Joe Walsh

Personal information
- Full name: Michael Joseph Walsh
- Born: c. 1944 Widnes, England
- Died: 24 December 2008 (aged 64) Scunthorpe, England

Playing information
- Position: Wing
Club
| Years | Team | Pld | T | G | FG | P |
| 1965–77 | Leigh | 353 | 128 | 0 | 0 | 384 |
| 1978–79 | Warrington | 9+1 | 1 | 0 | 0 | 3 |
|  | Total | 363 | 129 | 0 | 0 | 387 |
Representative
| Years | Team | Pld | T | G | FG | P |
| 1970–71 | Lancashire | 4 | 0 | 0 | 0 | 0 |
| 1971 | Great Britain | 1 | 1 | 0 | 0 | 3 |
- Source:

= Joseph Walsh (rugby league) =

GB international rugby league footballer

Michael Joseph Walsh (c. 1944 – 24 December 2008) was an English professional rugby league footballer who played in the 1960s and 1970s. He played at representative level for Great Britain, and at club level for Leigh, and Warrington, as a .

==Background==
Walsh was born in Widnes, Lancashire, England, and he died aged 64 in Lindsey Lodge Hospice in Scunthorpe, North Lincolnshire.

==Playing career==
===International honours===
Walsh won a cap, and scored a try, for Great Britain while at Leigh in 1971 against New Zealand at Wheldon Road, Castleford.

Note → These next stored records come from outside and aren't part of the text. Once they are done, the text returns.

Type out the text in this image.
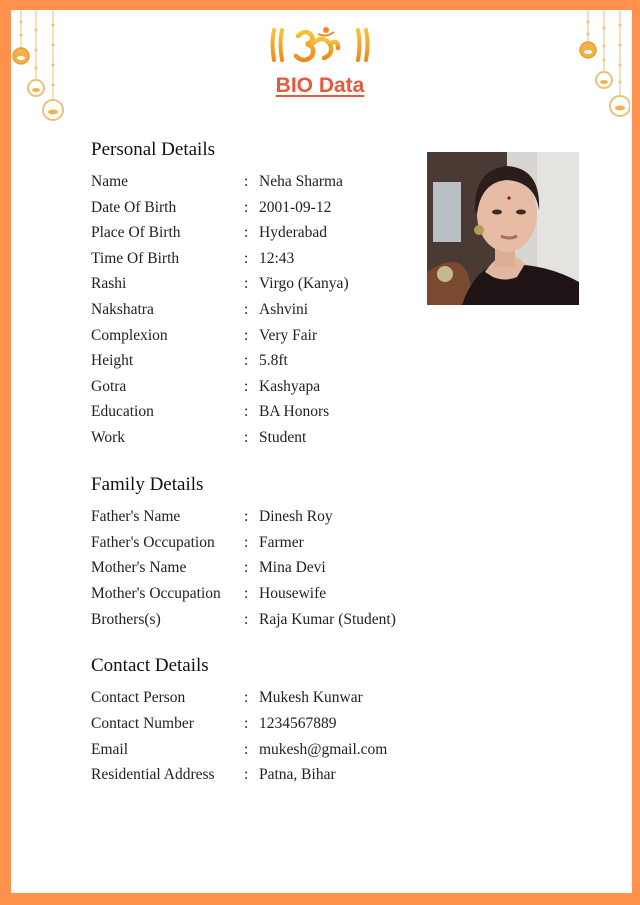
BIO Data
Personal Details
Name	: Neha Sharma
Date Of Birth	: 2001-09-12
Place Of Birth	: Hyderabad
Time Of Birth	: 12:43
Rashi	: Virgo (Kanya)
Nakshatra	: Ashvini
Complexion	: Very Fair
Height	: 5.8ft
Gotra	: Kashyapa
Education	: BA Honors
Work	: Student
Family Details
Father's Name	: Dinesh Roy
Father's Occupation : Farmer
Mother's Name	: Mina Devi
Mother's Occupation : Housewife
Brothers(s)	: Raja Kumar (Student)
Contact Details
Contact Person	: Mukesh Kunwar
Contact Number	: 1234567889
Email	: mukesh@gmail.com
Residential Address : Patna, Bihar
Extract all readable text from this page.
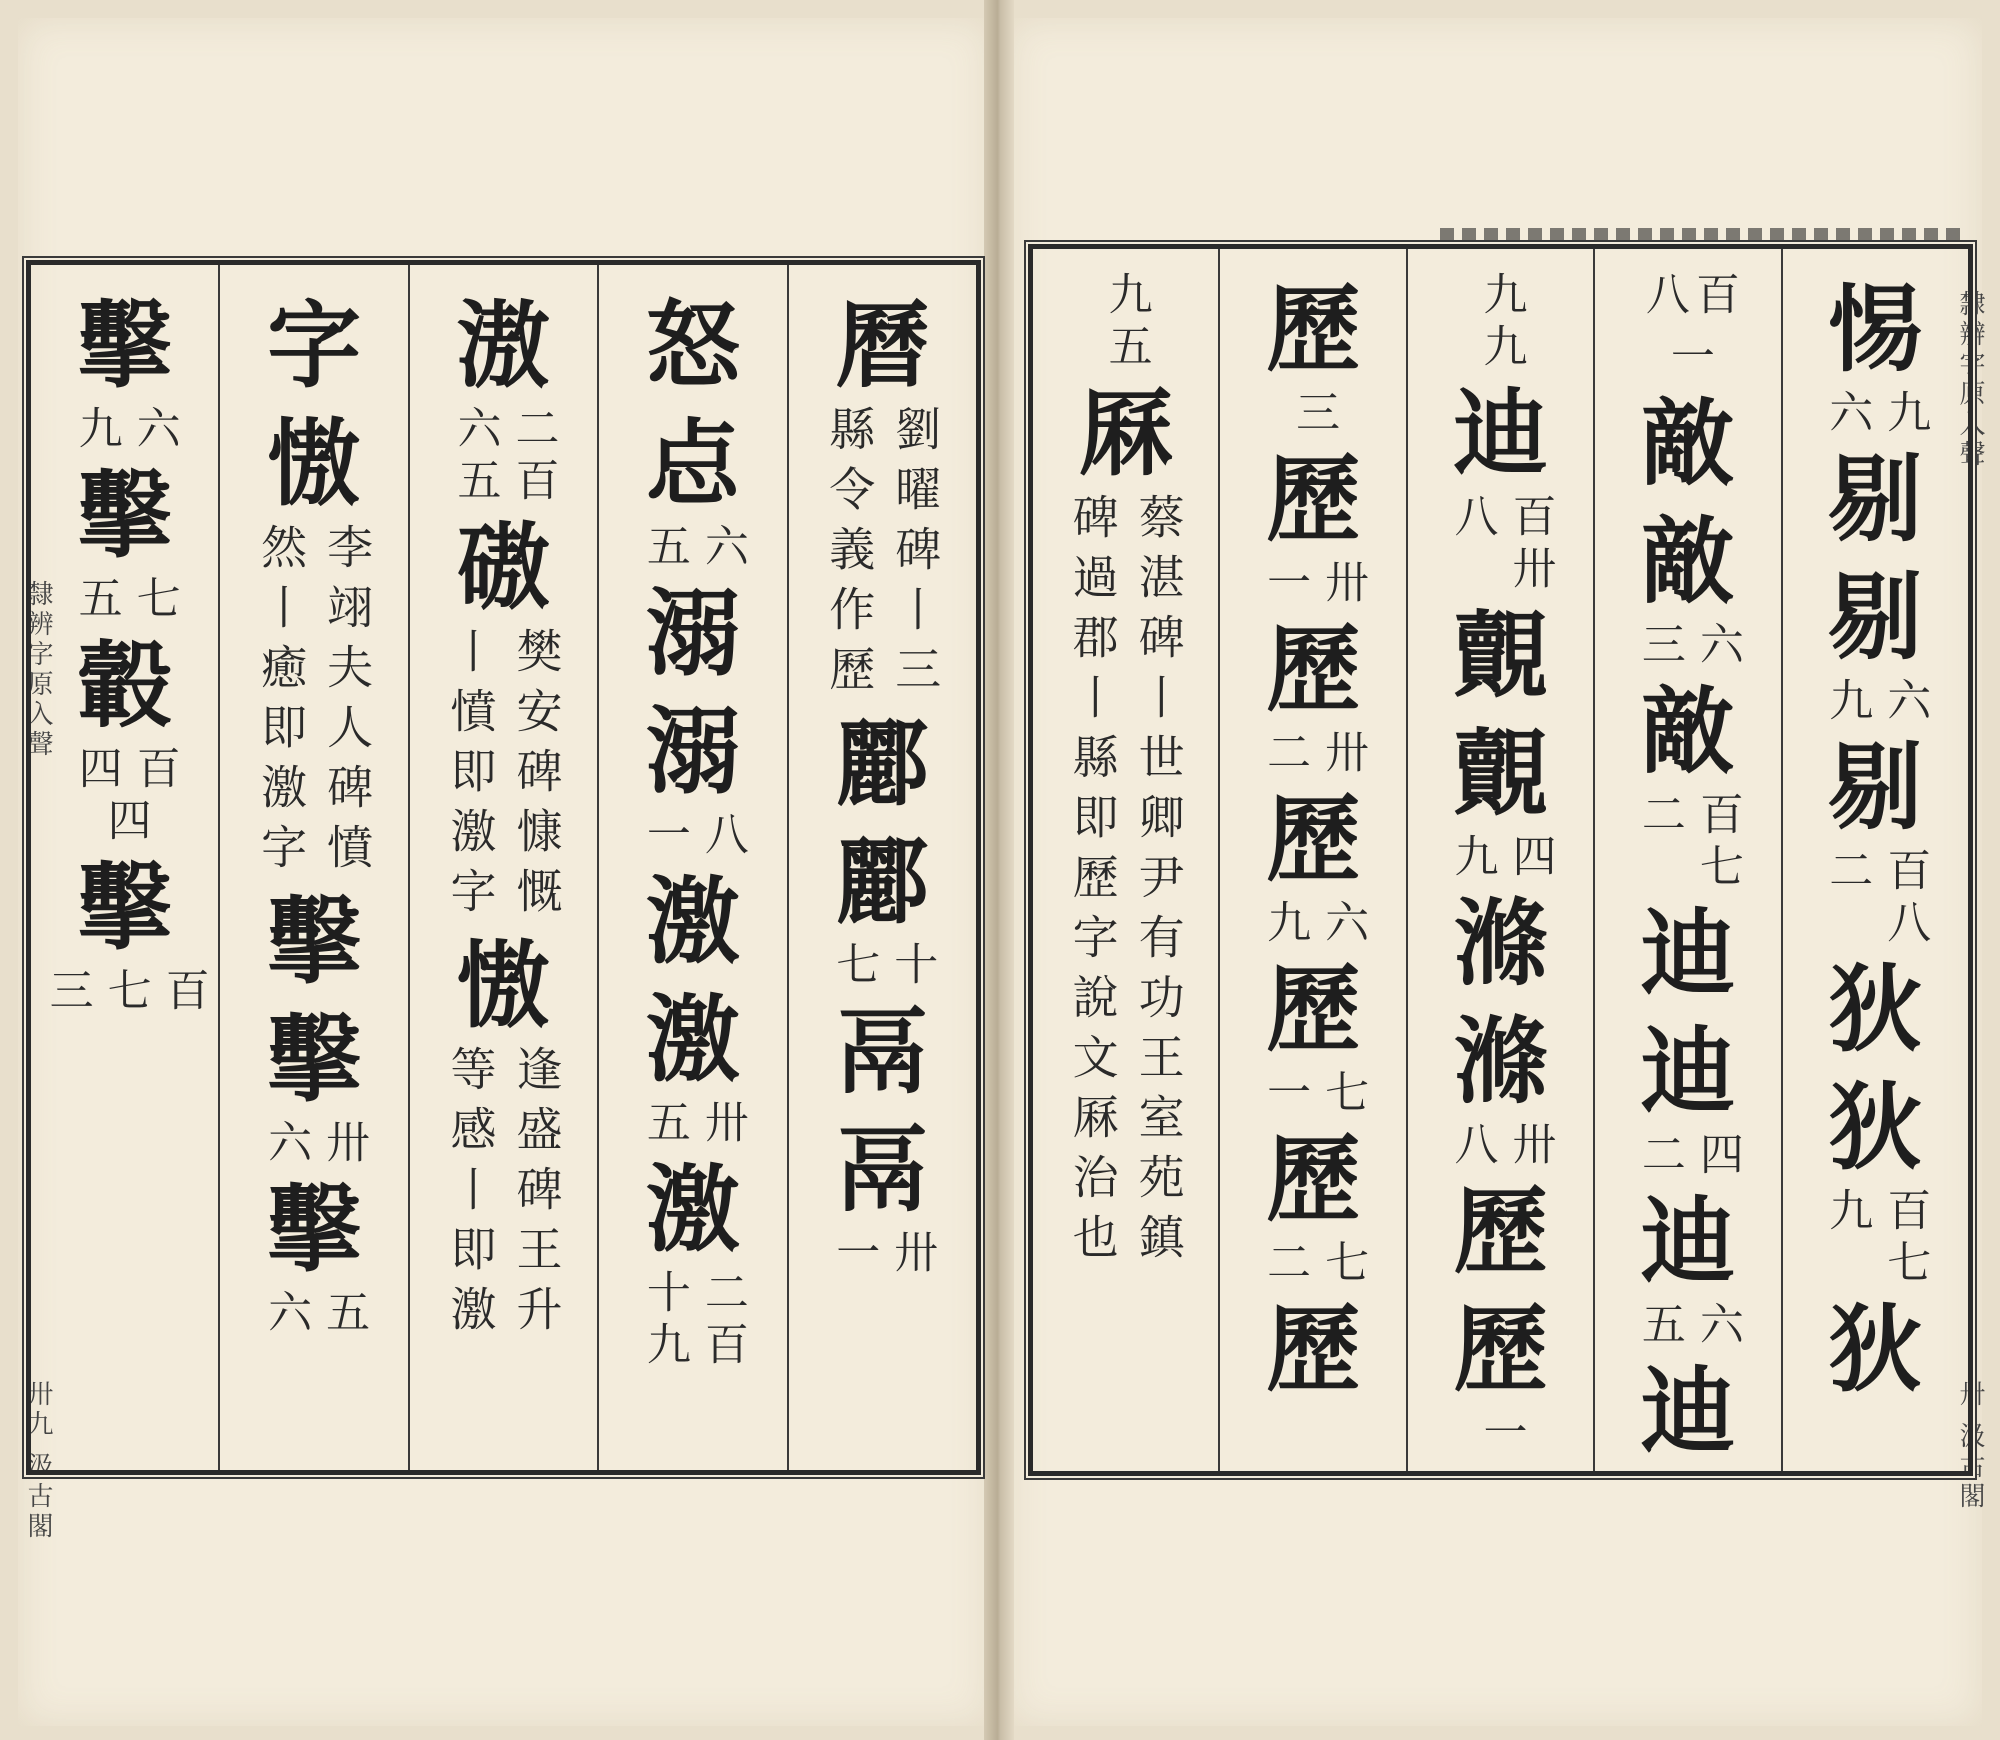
隸辨字原入聲
卅九 汲古閣
隸辨字原入聲
卅 汲古閣
曆
劉曜碑丨三
縣令義作歷
酈
酈
十
七
鬲
鬲
卅
一
怒
㤐
六
五
溺
溺
八
一
激
激
卅
五
激
二百
十九
滶
二百
六五
磝
樊安碑慷慨
丨憤即激字
慠
逢盛碑王升
等感丨即激
字
慠
李翊夫人碑憤
然丨癒即激字
擊
擊
卅
六
擊
五
六
擊
六
九
擊
七
五
轂
百
四
四
擊
百
七
三
惕
九
六
剔
剔
六
九
剔
百八
二
狄
狄
百七
九
狄
百八
一
敵
敵
六
三
敵
百七
二
迪
迪
四
二
迪
六
五
迪
九九
迪
百卅
八
覿
覿
四
九
滌
滌
卅
八
歷
歷
一
歷
三
歷
卅
一
歷
卅
二
歷
六
九
歷
七
一
歷
七
二
歷
九五
厤
蔡湛碑丨世卿尹有功王室苑鎮
碑過郡丨縣即歷字說文厤治也
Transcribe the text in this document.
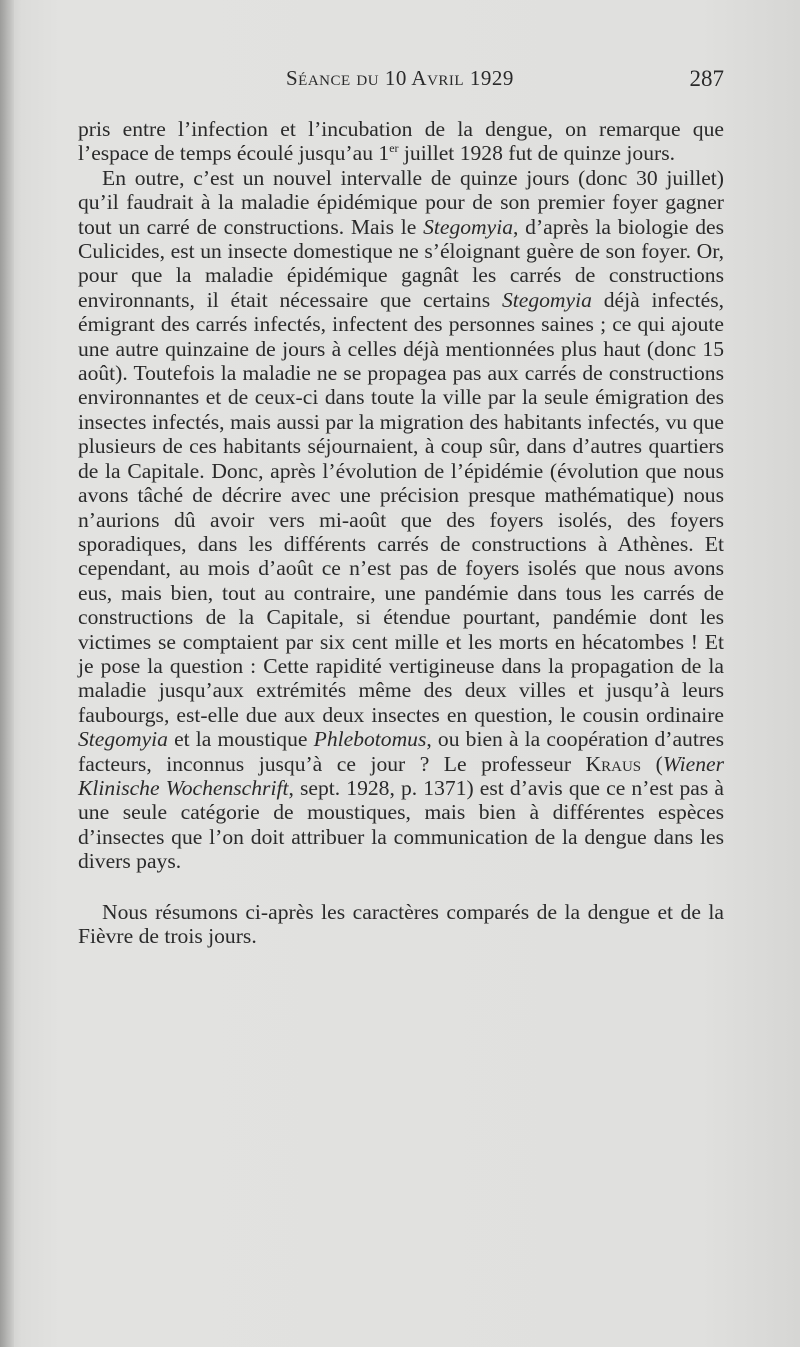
Séance du 10 Avril 1929	287

pris entre l’infection et l’incubation de la dengue, on remarque que l’espace de temps écoulé jusqu’au 1er juillet 1928 fut de quinze jours.

En outre, c’est un nouvel intervalle de quinze jours (donc 30 juillet) qu’il faudrait à la maladie épidémique pour de son premier foyer gagner tout un carré de constructions. Mais le Stegomyia, d’après la biologie des Culicides, est un insecte domestique ne s’éloignant guère de son foyer. Or, pour que la maladie épidémique gagnât les carrés de constructions environnants, il était nécessaire que certains Stegomyia déjà infectés, émigrant des carrés infectés, infectent des personnes saines ; ce qui ajoute une autre quinzaine de jours à celles déjà mentionnées plus haut (donc 15 août). Toutefois la maladie ne se propagea pas aux carrés de constructions environnantes et de ceux-ci dans toute la ville par la seule émigration des insectes infectés, mais aussi par la migration des habitants infectés, vu que plusieurs de ces habitants séjournaient, à coup sûr, dans d’autres quartiers de la Capitale. Donc, après l’évolution de l’épidémie (évolution que nous avons tâché de décrire avec une précision presque mathématique) nous n’aurions dû avoir vers mi-août que des foyers isolés, des foyers sporadiques, dans les différents carrés de constructions à Athènes. Et cependant, au mois d’août ce n’est pas de foyers isolés que nous avons eus, mais bien, tout au contraire, une pandémie dans tous les carrés de constructions de la Capitale, si étendue pourtant, pandémie dont les victimes se comptaient par six cent mille et les morts en hécatombes ! Et je pose la question : Cette rapidité vertigineuse dans la propagation de la maladie jusqu’aux extrémités même des deux villes et jusqu’à leurs faubourgs, est-elle due aux deux insectes en question, le cousin ordinaire Stegomyia et la moustique Phlebotomus, ou bien à la coopération d’autres facteurs, inconnus jusqu’à ce jour ? Le professeur Kraus (Wiener Klinische Wochenschrift, sept. 1928, p. 1371) est d’avis que ce n’est pas à une seule catégorie de moustiques, mais bien à différentes espèces d’insectes que l’on doit attribuer la communication de la dengue dans les divers pays.

Nous résumons ci-après les caractères comparés de la dengue et de la Fièvre de trois jours.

===Challenge Cup Final appearances===
Walsh played in Leigh's 24–7 victory over Leeds in the 1971 Challenge Cup Final during the 1970–71 season at Wembley Stadium, London on Saturday 15 May 1971, in front of a crowd of 85,514.

===County Cup Final appearances===
Walsh played in Leigh's 7–4 victory over St. Helens in the 1970 Lancashire Cup Final during the 1970–71 season at Station Road, Swinton on Saturday 28 November 1970.

===BBC2 Floodlit Trophy Final appearances===
Walsh played in Leigh's 5–8 defeat by Castleford in the 1967 BBC2 Floodlit Trophy Final during the 1967–68 season at Headingley, Leeds on Saturday 16 January 1968, played in the 11–6 victory over Wigan in the 1969 BBC2 Floodlit Trophy Final during the 1969–70 season at Central Park, Wigan on Tuesday 16 December 1969, and played in the 4–12 defeat by Castleford in the 1976 BBC2 Floodlit Trophy Final during the 1976–77 season at Hilton Park, Leigh on Tuesday 14 December 1976.

===Notable tour matches===
Walsh made his full (starting) début for Warrington, and played in Warrington's 15–12 victory over Australia in the 1978 Kangaroo tour of Great Britain and France match at Wilderspool Stadium, Warrington on Wednesday 11 October 1978.

===Club career===
Walsh made début for Leigh, and scored a try in the 17–7 victory over Leeds at Hilton Park, Leigh, Lancashire, the first-ever player to score a try when the first professional matches were allowed to take place Sundays in 1967, and he made his début for Warrington on Sunday 8 October 1978, and he played his last match for Warrington Friday 13 April 1979.